Henriette Tilly (19th century-20th century), was a French seamstress, anarchist and anarcho-syndicalist activist. Close to syndicalist circles, she became the treasurer or president of the Comité Féminin, the most significant anarcha-feminist organization in Paris in the early 1910s.

She is also known, alongside Jane Morand, for having greatly influenced the anarchist cooperative Le Cinéma du Peuple, which she helped found, in its focus on feminist themes. Her influence enabled the creation of the first feminist film in history, Les Misères de l’aiguille.

== Biography ==
Henriette Tilly was a seamstress in Paris, where she resided at 46 Avenue d'Allemagne. Her partner was Maxime Masson, another anarchist of the time, who organized the anarchist movement in the 15th arrondissement. She was connected with syndicalists and notably exchanged several letters with Pierre Monatte, with whom she appeared to be close.

In 1913, Tilly first participated in the intentional community of the Milieu Libre de la Pie, nicknamed the Phalanstère de Saint-Maur. Later, alongside Madeleine Pelletier, she joined the Groupe des Mille Communistes. Finally, she succeeded Jane Morand as treasurer or president of the Comité Féminin, the most significant feminist and revolutionary group in Paris at the time, which adhered to an anarchist ideology.
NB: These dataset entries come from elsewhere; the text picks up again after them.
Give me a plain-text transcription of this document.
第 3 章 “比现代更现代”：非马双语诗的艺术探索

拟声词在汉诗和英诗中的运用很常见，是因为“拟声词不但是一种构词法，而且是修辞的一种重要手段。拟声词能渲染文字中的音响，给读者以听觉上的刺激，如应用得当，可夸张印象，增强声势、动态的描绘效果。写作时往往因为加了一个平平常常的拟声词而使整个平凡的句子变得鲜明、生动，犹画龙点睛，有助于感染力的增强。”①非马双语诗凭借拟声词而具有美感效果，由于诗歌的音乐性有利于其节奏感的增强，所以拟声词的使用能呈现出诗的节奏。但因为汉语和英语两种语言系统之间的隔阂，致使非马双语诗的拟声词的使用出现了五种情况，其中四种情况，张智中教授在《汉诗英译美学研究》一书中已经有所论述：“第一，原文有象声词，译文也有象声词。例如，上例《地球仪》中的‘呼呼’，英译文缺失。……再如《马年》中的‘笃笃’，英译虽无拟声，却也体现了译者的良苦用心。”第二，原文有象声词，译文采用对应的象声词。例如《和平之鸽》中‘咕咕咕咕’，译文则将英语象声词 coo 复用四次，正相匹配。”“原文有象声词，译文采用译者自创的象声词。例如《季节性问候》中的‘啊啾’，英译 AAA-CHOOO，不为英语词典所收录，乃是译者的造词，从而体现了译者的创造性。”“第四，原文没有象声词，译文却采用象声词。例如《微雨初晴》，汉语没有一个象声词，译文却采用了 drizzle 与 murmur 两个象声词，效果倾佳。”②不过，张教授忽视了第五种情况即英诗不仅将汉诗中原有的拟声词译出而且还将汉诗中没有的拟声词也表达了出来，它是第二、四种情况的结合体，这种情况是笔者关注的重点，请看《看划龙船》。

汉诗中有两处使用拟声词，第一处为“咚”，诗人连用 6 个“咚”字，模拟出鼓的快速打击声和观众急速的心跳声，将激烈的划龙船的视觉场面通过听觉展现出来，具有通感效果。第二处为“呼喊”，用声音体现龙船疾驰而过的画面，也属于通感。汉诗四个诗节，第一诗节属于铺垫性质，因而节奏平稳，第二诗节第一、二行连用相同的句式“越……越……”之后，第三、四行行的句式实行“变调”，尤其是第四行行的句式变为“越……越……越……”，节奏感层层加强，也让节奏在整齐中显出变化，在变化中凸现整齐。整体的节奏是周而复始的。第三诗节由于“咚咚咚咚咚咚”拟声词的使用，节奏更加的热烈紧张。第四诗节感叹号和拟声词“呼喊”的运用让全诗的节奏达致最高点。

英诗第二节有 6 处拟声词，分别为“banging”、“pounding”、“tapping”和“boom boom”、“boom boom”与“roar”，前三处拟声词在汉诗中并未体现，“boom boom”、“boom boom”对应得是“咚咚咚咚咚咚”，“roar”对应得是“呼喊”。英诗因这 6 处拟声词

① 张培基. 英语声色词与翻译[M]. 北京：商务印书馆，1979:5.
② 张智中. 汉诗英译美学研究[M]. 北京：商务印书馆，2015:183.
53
In October 1913, Henriette Tilly co-founded Le Cinéma du Peuple with other anarchists. This cooperative was dedicated to producing anarchist films, and Tilly appeared to be particularly influential in shaping the feminist and anarcha-feminist direction the cooperative took from the outset. This feminist push culminated in the production of the first feminist film in history, Les Misères de l’aiguille.

She opposed France's entry into World War I and stood firmly against the war. In 1914, Tilly wrote to Pierre Monatte to congratulate him for resigning from his position in this context.